In this instance, traditional artistic material supersedes technology; circuit boards that have been burned are used as a stamp run through a printing press. Upon first glance, the unconventional use of this object is not entirely obvious - is it an aerial view of a cityscape? Was it created by carvings on a lino board? But nothing one might immediately assume could have produced such intricate, abstract patterns as this. 

As one begins to head back downstairs, a single work from their Zizi - Queering the Dataset (2019) sits like a shrine to drag and AI at the top of the stairs. From this, one might be prompted to either revisit or engage with Zizi in Motion: A Deepfake Drag Uptopia (2023) tucked away at the back of the ground floor for the first time. 

 

Installation image. Featuring a still from Zizi in Motion: A Deepfake Drag Utopia (movement by Wet Mess) - Wet Mess, Tete Bang, Sister Sister, Ruby, Oedipussi Rex,
Miss Terri Boxx, Me The Drag Queen, Mark Anthony, Mahatma Khandi, Luke Slyka, Lilly SnatchDragon, Lavinia Co-op, HERR, Dakota Schiffer, Dahc Dermur VIII, Chiyo, Charlie Wood, Cara Melle, Bourgeoisie, Bolly-Illusion, Baby Lame ,
2023. Single channel video projection no sound 217 min loop. Ed. 1/1 +2AP EACH. Courtesy of the artist & Gazelli Art House.

 

Featuring a kaleidoscopic cast of drag queen stars such as Oedipussi Rex, Lily SnatchDragon and Wet Mess, this continuous video questions the use of deepfake technology and asks how it might be used in an ethical and consensual way to celebrate queer bodies and the queer community at large. Without any accompanying sound to occupy the mind, striking visuals created by elegant improvised dance moves are even more dynamic. Consequently, the body and its unique ability to communicate emotions and stories - even when broken down by AI technology - become the primary focus.

 

Individual stills from Zizi in Motion: A Deepfake Drag Utopia (movement by Wet Mess) - Wet Mess, Tete Bang, Sister Sister, Ruby, Oedipussi Rex,
Miss Terri Boxx, Me The Drag Queen, Mark Anthony, Mahatma Khandi, Luke Slyka, Lilly SnatchDragon, Lavinia Co-op, HERR, Dakota Schiffer, Dahc Dermur VIII, Chiyo, Charlie Wood, Cara Melle, Bourgeoisie, Bolly-Illusion, Baby Lame ,
2023. Single channel video projection no sound 217 min loop.
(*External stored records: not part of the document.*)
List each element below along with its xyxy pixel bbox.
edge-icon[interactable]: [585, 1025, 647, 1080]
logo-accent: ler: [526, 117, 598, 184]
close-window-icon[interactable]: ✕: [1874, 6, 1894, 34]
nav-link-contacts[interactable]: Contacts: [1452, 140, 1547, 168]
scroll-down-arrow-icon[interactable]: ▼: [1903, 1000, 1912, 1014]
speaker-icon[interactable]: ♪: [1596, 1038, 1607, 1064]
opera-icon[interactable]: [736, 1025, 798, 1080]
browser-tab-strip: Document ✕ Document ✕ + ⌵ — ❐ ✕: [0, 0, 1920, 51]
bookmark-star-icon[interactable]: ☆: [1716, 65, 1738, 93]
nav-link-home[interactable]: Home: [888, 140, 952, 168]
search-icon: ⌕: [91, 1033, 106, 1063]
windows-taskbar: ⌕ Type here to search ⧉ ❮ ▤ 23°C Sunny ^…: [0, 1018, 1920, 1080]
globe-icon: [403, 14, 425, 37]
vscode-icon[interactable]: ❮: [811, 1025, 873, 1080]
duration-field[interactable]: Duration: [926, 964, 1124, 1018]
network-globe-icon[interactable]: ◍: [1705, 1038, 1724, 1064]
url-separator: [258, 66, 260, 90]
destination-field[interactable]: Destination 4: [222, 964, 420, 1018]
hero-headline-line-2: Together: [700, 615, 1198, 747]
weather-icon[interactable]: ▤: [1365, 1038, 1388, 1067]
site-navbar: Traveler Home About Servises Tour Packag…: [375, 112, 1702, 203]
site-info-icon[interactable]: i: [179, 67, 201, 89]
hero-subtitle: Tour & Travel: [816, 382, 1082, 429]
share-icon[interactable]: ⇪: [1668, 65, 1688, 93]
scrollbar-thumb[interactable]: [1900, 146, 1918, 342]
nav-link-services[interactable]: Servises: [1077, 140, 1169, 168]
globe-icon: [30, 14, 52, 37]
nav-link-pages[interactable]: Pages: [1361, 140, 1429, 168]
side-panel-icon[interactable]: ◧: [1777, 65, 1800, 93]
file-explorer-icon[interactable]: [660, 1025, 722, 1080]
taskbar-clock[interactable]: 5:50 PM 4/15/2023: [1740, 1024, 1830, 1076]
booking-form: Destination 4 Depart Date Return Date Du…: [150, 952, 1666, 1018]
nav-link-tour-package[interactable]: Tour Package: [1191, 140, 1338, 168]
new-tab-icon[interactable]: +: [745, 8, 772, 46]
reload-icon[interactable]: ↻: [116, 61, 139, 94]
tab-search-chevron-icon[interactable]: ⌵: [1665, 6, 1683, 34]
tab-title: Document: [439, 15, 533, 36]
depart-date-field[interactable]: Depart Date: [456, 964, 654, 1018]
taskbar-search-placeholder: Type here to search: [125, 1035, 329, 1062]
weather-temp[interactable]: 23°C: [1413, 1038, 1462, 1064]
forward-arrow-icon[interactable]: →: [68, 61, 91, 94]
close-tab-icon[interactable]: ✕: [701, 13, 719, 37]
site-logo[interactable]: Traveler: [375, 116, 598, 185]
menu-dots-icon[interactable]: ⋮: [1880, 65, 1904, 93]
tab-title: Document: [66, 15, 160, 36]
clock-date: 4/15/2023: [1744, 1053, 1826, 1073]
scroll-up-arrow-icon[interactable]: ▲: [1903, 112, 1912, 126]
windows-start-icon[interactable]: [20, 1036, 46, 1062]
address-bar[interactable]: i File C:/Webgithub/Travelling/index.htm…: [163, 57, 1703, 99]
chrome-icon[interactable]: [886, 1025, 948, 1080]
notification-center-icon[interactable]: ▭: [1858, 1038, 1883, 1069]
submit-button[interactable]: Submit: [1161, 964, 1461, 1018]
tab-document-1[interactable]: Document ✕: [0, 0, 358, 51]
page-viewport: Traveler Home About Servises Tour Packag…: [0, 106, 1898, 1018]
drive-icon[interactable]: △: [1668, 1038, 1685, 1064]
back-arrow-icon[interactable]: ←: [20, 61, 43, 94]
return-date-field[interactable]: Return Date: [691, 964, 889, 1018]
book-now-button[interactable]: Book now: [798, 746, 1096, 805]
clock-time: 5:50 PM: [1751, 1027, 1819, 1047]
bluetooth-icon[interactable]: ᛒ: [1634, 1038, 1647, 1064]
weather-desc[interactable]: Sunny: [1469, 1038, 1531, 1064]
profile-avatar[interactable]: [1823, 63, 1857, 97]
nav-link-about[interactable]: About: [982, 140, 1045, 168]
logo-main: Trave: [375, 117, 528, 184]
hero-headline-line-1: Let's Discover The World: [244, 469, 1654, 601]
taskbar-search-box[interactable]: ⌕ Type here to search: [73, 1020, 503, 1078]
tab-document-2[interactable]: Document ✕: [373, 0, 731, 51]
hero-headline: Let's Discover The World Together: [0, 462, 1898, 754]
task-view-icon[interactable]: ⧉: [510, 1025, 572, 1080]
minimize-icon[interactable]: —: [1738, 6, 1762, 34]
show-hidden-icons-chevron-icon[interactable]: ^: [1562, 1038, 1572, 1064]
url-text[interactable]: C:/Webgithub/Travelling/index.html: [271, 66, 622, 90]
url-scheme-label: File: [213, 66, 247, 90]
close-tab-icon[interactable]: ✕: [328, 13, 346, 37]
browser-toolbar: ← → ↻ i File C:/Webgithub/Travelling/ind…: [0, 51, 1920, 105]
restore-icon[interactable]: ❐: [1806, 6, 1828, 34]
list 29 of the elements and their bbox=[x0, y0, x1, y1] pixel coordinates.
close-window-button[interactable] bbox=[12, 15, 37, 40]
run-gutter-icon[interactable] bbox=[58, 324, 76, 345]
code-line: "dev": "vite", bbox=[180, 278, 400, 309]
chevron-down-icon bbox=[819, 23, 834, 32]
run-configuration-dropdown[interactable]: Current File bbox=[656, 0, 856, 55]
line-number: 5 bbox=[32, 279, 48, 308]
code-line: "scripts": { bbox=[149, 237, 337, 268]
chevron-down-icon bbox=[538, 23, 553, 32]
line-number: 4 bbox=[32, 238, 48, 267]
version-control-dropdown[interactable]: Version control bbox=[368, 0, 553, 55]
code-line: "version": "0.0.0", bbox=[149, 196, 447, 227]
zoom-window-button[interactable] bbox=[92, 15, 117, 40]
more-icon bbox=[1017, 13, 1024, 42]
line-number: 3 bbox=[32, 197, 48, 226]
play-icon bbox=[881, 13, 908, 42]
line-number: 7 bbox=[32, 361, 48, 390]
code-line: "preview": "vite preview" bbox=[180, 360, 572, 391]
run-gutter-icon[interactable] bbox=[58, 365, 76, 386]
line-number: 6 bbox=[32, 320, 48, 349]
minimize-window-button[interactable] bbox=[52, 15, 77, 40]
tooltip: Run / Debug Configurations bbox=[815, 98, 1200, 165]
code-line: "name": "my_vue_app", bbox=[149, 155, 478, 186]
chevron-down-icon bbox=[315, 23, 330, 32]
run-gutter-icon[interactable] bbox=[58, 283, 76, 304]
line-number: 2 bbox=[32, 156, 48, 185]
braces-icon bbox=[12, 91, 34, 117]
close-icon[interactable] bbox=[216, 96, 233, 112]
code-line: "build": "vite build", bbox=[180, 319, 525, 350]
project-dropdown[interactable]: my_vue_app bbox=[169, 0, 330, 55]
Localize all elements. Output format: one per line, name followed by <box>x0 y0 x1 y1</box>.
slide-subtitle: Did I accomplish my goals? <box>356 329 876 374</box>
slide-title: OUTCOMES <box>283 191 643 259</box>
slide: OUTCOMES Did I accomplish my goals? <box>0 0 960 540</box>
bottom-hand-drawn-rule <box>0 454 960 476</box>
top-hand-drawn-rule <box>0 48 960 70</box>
Ed. 1/1 +2AP EACH. Courtesy of the artist & Gazelli Art House.

 

It is clear that through this ongoing project, and indeed across their entire oeuvre, Elwes wishes to celebrate humanity in an age of technology.  


Jake Elwes: Data • Glitch • Utopia is on view at Gazelli Art House until 15 July, 2023. 

For more AI drag extravaganza, head to the Victoria & Albert Museum, London, to view Jake Elwes’ installation, The Zizi Show, on display until April 24, 2024.